Washington — In the world of realpolitik, one country’s devastation is, at times, the other’s advantage. And the Syrian civil war, with tens of thousands of casualties and millions of refugees, is no different.
For Israel, its neighbor in the South, the disintegration of the Syrian state entails some suprising short-term national security benefits. Analysts looking at the region see some of Israel’s key opponents there losing support, and the focus shifting away from Israel’s conflict with the Palestinians and toward the burning issue of Syria.
“Compared to others, it makes Israel look less bad in the region,” said Bob Freedman, a visiting professor at Johns Hopkins University. He noted that early on in the Syrian civil war, Sunni leaders accused the regime of President Bashar al-Assad of being “worse than Israel.”
But while experts see in Syria’s chaos some short-term benefits for Israel as a byproduct, all agree that the long run promises more perils than opportunities. The greatest risk of all, they say, will be the need to face a fractured Syrian entity lacking central control and awash with extremists who may have access to advanced weapons systems.
In the meantime, however, recent developments have, among other things, degraded the standing of Hezbollah, the Lebanon-based, anti-Israel Shiite militia, which is fighting alongside Assad loyalists in Syria. The group has deployed thousands of fighters from their positions in Southern Lebanon into the Syrian battle theater, serving at times as the front force against the toughest opposition strongholds.
For Israel, this is a welcome distraction of Hezbollah’s attention. The group had been Israel’s greatest threat and has proved its ability to hit all of northern Israel with its rockets and missiles. “There is no doubt that Hezbollah is being degraded,” said Shai Feldman, director of the Crown Center for Middle East Studies at Brandeis University.

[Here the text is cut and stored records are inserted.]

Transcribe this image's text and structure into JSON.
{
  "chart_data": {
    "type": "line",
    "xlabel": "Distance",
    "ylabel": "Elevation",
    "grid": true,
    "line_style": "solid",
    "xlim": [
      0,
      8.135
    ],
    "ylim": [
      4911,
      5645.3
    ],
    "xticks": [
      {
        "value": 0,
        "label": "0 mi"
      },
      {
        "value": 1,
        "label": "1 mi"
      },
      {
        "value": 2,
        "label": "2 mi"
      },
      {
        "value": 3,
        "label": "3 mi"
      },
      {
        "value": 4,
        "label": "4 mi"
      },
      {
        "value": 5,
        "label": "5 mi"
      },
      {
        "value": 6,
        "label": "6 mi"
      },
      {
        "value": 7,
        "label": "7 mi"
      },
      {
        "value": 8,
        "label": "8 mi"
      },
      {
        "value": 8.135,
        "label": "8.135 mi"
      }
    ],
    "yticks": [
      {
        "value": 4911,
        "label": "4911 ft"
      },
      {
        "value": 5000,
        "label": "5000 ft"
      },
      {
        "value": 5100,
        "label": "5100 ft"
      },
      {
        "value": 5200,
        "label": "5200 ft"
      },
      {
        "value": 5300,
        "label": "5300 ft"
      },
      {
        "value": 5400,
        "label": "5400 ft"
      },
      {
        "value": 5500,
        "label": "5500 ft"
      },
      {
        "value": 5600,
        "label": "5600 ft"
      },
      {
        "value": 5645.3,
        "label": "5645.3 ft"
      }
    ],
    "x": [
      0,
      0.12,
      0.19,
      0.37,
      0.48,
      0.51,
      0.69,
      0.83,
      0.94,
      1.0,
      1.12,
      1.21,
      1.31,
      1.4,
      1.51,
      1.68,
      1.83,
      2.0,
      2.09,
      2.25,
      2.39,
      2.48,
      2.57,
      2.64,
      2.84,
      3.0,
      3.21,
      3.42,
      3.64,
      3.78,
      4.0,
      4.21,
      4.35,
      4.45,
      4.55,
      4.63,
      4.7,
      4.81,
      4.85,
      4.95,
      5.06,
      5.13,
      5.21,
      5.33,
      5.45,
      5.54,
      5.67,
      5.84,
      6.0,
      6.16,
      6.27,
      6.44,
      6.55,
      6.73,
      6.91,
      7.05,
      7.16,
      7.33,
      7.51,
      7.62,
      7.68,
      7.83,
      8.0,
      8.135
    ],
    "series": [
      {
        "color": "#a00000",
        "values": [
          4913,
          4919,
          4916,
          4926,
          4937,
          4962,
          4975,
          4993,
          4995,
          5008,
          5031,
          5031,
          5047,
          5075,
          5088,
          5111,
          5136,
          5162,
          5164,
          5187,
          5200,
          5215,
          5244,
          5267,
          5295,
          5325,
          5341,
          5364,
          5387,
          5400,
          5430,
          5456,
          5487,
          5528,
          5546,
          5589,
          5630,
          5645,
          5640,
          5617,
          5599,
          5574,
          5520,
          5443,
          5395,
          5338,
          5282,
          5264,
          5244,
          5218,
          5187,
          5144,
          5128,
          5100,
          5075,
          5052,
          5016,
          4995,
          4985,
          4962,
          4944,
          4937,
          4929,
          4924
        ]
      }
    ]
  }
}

The organization, he added, is not only losing men and weapons in the Syrian combat, it is also coming under increasing attacks from political rivals in Lebanon and in the broader Arab world, which views the organization as taking the wrong side in the Syrian conflict. “For the short term,” Feldman said, “this means Israel is safer, because Hezbollah’s focus is in a completely different direction.”
Looking south, Israel has seen another rival take a hit because of the Syrian civil war. Hamas, the Sunni organization close to the Muslim Brotherhood, has been in charge of Gaza and was behind numerous rocket attacks on Israel’s Negev region in recent years. Now, because of its backing of opposition groups fighting Assad, Iran, which backs the Syrian president, has cut millions of dollars in funding it used to provide to Hamas. A cash-strapped Hamas would lose some of its capabilities of launching attacks on Israel.